More than twenty nations have or are at work on missile technologies to deliver those weapons. America has much work to do as a nation among nations, furthering peace through disarmament.
We have a transformational opportunity in this nation. It is no less significant than the spirit of the times, which gave birth to this nation more than 226 years ago.
In his exploration of the philosophical underpinnings of America, in a work titled To Begin the World Anew, Bernard Bailyn writes of that long ago moment of democratic ferment which produced the world’s grandest experiment with democracy through “the recasting of the world of power, the reformation of the structure of public authority, of the accepted forms of governance, obedience, and resistance, in practice as well as in theory.”
Such was the creativity of our Founders. They used the creative energy of their hearts and spirits to change the world. Why has our creativity turned destructive? We need no longer be destructive with war. It is time to be creative in peace.
Dr. Martin Luther King had a dream. It is time to make his dream a reality. It is time to take the evolutionary life of Dr. King and make nonviolence an organizing principle in our society. It is the practical and pragmatic thing to do in order to continue life on this planet. We can do so. And we must do so. Legislation to create a Department of Peace would build not only a structure for peace within our government, but infuse a consciousness for peace within our society, as has the Department of Defense reflected a consciousness of war.
It is time to create new possibilities in human relations, in economics, in governance, in politics and in all areas of endeavor. We can make war and poverty archaic and usher in a new era of human dignity by making peace and prosperity our daily work.

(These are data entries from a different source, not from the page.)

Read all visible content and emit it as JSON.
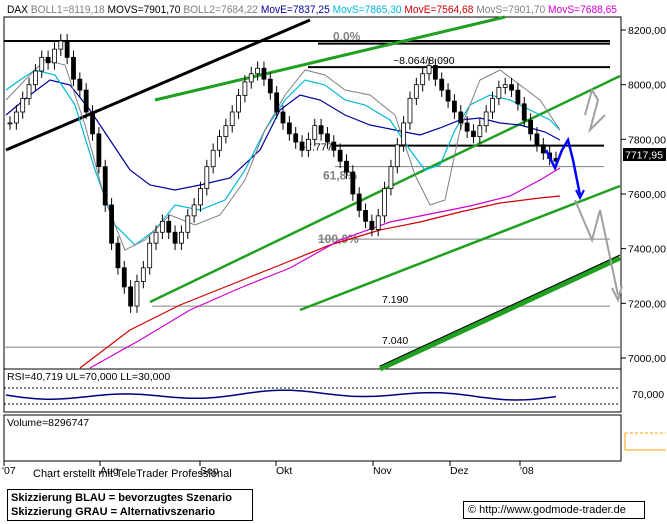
{
  "header": {
    "symbol": "DAX",
    "indicators": [
      {
        "text": "BOLL1=8119,18",
        "color": "#808080"
      },
      {
        "text": "MOVS=7901,70",
        "color": "#000000"
      },
      {
        "text": "BOLL2=7684,22",
        "color": "#808080"
      },
      {
        "text": "MovE=7837,25",
        "color": "#0000a0"
      },
      {
        "text": "MovS=7865,30",
        "color": "#00b8d8"
      },
      {
        "text": "MovE=7564,68",
        "color": "#d00000"
      },
      {
        "text": "MovS=7901,70",
        "color": "#808080"
      },
      {
        "text": "MovS=7688,65",
        "color": "#d000d0"
      }
    ]
  },
  "chart_data": {
    "type": "candlestick",
    "y_axis": {
      "ticks": [
        "8200,00",
        "8000,00",
        "7800,00",
        "7600,00",
        "7400,00",
        "7200,00",
        "7000,00"
      ],
      "ylim": [
        6960,
        8260
      ]
    },
    "x_axis": {
      "ticks": [
        "'07",
        "Aug",
        "Sep",
        "Okt",
        "Nov",
        "Dez",
        "'08"
      ]
    },
    "last_price_label": "7717,95",
    "levels": [
      {
        "label": "0,0%",
        "value": 8150
      },
      {
        "label": "~8.064/8.090",
        "value": 8064
      },
      {
        "label": "~7.777",
        "value": 7777
      },
      {
        "label": "61,8%",
        "value": 7700
      },
      {
        "label": "100,0%",
        "value": 7435
      },
      {
        "label": "7.190",
        "value": 7190
      },
      {
        "label": "7.040",
        "value": 7040
      }
    ],
    "rsi": {
      "label": "RSI=40,719 UL=70,000 LL=30,000",
      "tick": "70,000"
    },
    "volume": {
      "label": "Volume=8296747"
    },
    "colors": {
      "bollinger": "#808080",
      "ema": "#0000a0",
      "sma_fast": "#00b8d8",
      "ema_slow": "#d00000",
      "sma_mid": "#d000d0",
      "trend": "#20a020",
      "scenario_blue": "#0000ff",
      "scenario_grey": "#a0a0a0",
      "candle": "#000000"
    }
  },
  "footer": {
    "credit": "Chart erstellt mit TeleTrader Professional",
    "legend_blue": "Skizzierung BLAU = bevorzugtes Szenario",
    "legend_grey": "Skizzierung GRAU = Alternativszenario",
    "source": "© http://www.godmode-trader.de"
  }
}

This day is a day to reflect on the ability of one person to make a difference. This day is a day to reflect on how one person can change the thinking of a nation and the world. This day is to celebrate our human potential to transform any condition, to change darkness into light, slavery into freedom, poverty into prosperity, war into peace, let us honor America’s apostle of nonviolence by truly rededicating ourselves to his work. Let us make the vision of Dr. King, that vision of liberty and harmony, a reality. Let us confirm our commitment to all civil rights and let us declare peace a civil right in a democracy, a human right in this world. Thank you.